Perfect example of the argument for individual cups: “It’s never happened, it may never happen, but damn those germs are so scary it could happen and then it would be the end of the freaking world.”
Incidentally, I’ve published a couple of articles on the Common Service, including a pretty thorough overview in the “Essays & Reports” of the Lutheran Historical Society, from 1997 or 1998. Along with another essay in the same volume on the reception of the CS by the General Synod, it might be useful background.
Since the CS was published before the advent of the individual cup, there’s no direct connection. BUT an important element of the CS was that, unlike most American service books then in use, it tried to establish the weekly Eucharist as normative in Lutheran churches. This was pretty subtle by modern standards.
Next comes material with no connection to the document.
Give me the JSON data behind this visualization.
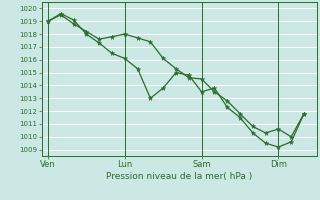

For example, the title of the main section was “The Service; or, the Holy Communion,” and it gave rubrics for what to do if there was no communicants as a second choice. Still, it was a big step at the time.
But I do wonder about two subsequent developments. In 1917, the CS was republished, with new rubrics and a heavily revised introduction; it is *possible* that a very close comparison of the 1888 and 1917 texts might turn up some allusion to the new style of administration. And then there might be something similar in the 1958 “Common Liturgy” printed in the SBH.
By the time LD Reed published “The Lutheran Liturgy” in 1947, the battle was basically lost. Although he clearly prefers the common cup, he provides (rather tight-lipped) instructions for how to use individual cups, including the use of a pouring chalice. So that helps date the controversy.